The Christmas classic A Christmas Carol graced the Fox Theater with a magical Victorian presence. Beginning as the curtain opens to a beautiful and very detailed set of old town London, wedged between the toymaker and Scrooge and Marley, the scene comes to life with the town’s people happy to see one another and excited about the Christmas holiday.
Scrooge’s nephew has come to town to wish the old man a happy Christmas, with the town’s people shaking their head, because he throws him out every year. The cast does a wonderful job of preparing the crowd for the coming scenes. The musical classics “God Rest Ye Merry Gentlemen”, “Good King Wenceslaus”, and “Away in a Manger” prepare you to delve into the psyche of Ebenezer Scrooge.
The ghost of Christmas past takes you on a ride into Ebenezer’s past that begin to paint a picture of where it all when wrong for Mr.

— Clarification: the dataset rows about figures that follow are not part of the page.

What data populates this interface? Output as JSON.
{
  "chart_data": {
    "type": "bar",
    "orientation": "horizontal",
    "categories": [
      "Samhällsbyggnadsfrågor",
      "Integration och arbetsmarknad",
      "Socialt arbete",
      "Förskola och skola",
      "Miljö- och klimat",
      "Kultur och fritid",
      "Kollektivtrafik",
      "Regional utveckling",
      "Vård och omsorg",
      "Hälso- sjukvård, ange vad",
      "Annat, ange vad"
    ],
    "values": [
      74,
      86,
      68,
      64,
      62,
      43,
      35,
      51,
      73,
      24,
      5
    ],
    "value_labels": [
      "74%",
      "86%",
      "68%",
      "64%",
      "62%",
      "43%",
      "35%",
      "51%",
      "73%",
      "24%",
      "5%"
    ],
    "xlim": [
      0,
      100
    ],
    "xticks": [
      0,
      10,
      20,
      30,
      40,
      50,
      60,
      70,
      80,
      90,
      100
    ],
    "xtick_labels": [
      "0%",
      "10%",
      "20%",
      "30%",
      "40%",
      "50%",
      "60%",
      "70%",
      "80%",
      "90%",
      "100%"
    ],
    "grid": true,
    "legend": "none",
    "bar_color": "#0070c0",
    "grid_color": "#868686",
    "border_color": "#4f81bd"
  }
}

Scrooge. It opens with a scene of young Ebby(played by Alex Baylard) embracing his little sister Fan (played by Emma Johnson). She obviously adores him and is so grateful that he has returned to the family home for the Christmas feast. You later realize that is one of the last times Ebby will see his sister before she dies.
In the next vision, it flashes forward to Ebby as a young adult apprentice for Fezziwig. The entire company has gathered in the warehouse for a big Christmas party. Everyone is dancing to “Susanni” and at the end you see young Ebby propose to his sweetheart Belle Fezziwig. It is wrenching to watch Scrooge (played by Andy Harvey) begin to fall apart, as the scenes from his once happy life play before him.

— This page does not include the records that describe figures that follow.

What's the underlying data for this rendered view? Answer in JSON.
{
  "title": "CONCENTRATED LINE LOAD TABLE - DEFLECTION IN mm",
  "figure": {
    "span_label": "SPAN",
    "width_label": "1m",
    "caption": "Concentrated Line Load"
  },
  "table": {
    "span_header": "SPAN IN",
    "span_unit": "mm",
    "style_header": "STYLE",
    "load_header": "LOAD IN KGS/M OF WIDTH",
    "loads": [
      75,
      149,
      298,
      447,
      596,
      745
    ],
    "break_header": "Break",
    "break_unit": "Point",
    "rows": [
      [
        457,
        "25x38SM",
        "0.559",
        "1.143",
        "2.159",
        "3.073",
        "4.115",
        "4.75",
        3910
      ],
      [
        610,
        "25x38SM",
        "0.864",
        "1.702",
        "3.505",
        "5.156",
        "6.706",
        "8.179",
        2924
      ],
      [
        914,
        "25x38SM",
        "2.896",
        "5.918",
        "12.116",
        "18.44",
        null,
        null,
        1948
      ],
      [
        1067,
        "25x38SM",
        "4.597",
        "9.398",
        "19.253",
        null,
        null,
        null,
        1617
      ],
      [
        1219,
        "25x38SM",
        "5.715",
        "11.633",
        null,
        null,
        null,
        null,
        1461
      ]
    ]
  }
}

In all the classics I have seen in my life nothing really prepared me for this adaptation. Charles Jones does a wonderful job developing the Scrooge character. The story brought to life by directors Kimberly Faith Hickman and Jeff Horger really pulls you into the story of how Ebby, the adored young professional, evolves into Ebenezer Scrooge.
In a “Christmas Yet to Come”, you can see Cratchit(played by Andy Brown) arrive late to the family home. Ebenezer had a way of making that happen. You can see by the grief that seems to cloak that room, that he didn’t make it home before his son (who we all know as tiny Tim) Tim (played by Sasha Denenberg), had finally been taken by his illness.
Scrooge finally began to put the puzzle pieces of his life together, and could see where ambition turned to greed, and where that greed had transformed his life into something painful for himself and others. In his enlightening the Christmas classic comes to life with all the things that we hold near and dear to our hearts at Christmas time.